Fin 2018, la région Nouvelle Aquitaine a accepté de cofinancer avec Eva pour la vie le projet de recherche "Etudes biologiques et précliniques de nouveaux agents anticancéreux, dont certains ciblant EZH2/PRC2, dans le traitement de l’hépatoblastome hautement proliférant", mené par le Pr Papot et le Dr Grosset. L'association Eva pour la Vie a pris en charge à hauteur de 50% du coût l'achat d'un équipement de laboratoire (d'un montant de 9 000€) nécessaire au bon déroulement de ces travaux.

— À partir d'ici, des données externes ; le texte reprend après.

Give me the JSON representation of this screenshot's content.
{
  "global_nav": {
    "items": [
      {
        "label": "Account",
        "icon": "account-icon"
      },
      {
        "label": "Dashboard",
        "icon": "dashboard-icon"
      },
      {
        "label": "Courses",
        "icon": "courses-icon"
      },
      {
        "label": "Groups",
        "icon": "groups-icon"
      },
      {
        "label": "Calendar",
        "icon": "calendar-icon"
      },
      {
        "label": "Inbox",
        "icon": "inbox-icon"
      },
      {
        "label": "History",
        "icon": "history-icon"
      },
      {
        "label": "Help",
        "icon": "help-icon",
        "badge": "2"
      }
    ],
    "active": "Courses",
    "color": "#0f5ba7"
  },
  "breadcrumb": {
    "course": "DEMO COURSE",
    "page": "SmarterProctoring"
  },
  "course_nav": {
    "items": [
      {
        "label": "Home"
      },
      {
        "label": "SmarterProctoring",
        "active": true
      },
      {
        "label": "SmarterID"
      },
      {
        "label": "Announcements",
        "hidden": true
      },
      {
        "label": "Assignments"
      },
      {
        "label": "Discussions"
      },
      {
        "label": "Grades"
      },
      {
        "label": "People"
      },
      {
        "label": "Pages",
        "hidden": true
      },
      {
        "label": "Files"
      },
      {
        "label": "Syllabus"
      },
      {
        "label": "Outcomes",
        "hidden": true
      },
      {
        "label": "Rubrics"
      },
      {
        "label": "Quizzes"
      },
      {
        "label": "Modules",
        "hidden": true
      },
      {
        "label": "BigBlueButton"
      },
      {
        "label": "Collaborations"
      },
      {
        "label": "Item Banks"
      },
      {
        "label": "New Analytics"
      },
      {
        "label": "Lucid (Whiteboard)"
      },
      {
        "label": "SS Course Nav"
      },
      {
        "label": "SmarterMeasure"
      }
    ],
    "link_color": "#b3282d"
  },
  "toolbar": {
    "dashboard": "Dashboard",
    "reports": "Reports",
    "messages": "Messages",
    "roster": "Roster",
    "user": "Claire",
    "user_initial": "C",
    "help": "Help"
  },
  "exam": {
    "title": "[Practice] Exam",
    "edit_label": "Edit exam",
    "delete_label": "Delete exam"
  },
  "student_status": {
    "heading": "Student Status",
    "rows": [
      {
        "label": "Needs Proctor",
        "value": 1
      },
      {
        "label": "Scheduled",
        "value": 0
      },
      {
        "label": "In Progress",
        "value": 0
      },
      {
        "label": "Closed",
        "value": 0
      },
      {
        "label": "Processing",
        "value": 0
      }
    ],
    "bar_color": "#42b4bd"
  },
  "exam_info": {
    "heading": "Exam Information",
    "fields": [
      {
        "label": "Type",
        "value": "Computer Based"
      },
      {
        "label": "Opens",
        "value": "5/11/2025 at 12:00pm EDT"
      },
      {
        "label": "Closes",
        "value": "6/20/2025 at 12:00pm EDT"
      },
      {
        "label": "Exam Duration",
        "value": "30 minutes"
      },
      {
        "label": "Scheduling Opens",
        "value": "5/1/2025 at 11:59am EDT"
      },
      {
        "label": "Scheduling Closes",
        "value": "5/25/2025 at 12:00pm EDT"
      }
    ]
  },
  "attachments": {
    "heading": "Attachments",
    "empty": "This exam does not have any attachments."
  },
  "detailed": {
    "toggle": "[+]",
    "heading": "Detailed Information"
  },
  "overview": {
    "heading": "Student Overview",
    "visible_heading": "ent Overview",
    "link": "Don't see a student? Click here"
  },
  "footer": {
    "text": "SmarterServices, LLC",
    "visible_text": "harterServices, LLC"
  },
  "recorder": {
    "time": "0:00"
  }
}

La recherche épidémiologique

Si le développement de voies thérapeutiques adaptées à l'enfant est indispensable (pour tenter de sauver les enfants qui aujourd'hui, demeurent sans solution thérapeutique et/ou pour réduire les effets secondaires), nous n'oublions pas une réalité tout aussi forte : sur les 50 dernières années, le nombre d'enfants touchés par un cancer n'a jamais baissé. Beaucoup reste à faire en matière de prévention, tant au niveau de la recherche que de la réglementation. Eva pour la vie intervient activement en co-financant des études environnementales. La première d'entre elle, HAPPI, visait à faire analyser par le laboratoire KUDZU SCIENCE des échantillons de poussière prélevés dans des habitations riveraines de vignes - accueillant des enfants ou des femmes enceintes - ainsi que dans une salle de classe d’école primaire.

André CICOLELLA (RES, Paris)

André Cicolella est un chimiste, toxicologue et chercheur français en santé environnementale, spécialiste de l’évaluation des risques sanitaires. Eva pour la vie a co-financé, avec le collectif REGARDS, la transposition française d'une étude menée au Danemark à partir des registres de cancer et de consommation des médicaments, qui avait mis en évidence un risque multiplié par 3 d'ostéosarcomes et par 2 de lymphomes hodgkiniens et non hodgkiniens en cas d'exposition via des médicaments utilisant le phtalate DEP (DiEthyl Phtalate) dans les médicaments gastro-résistants.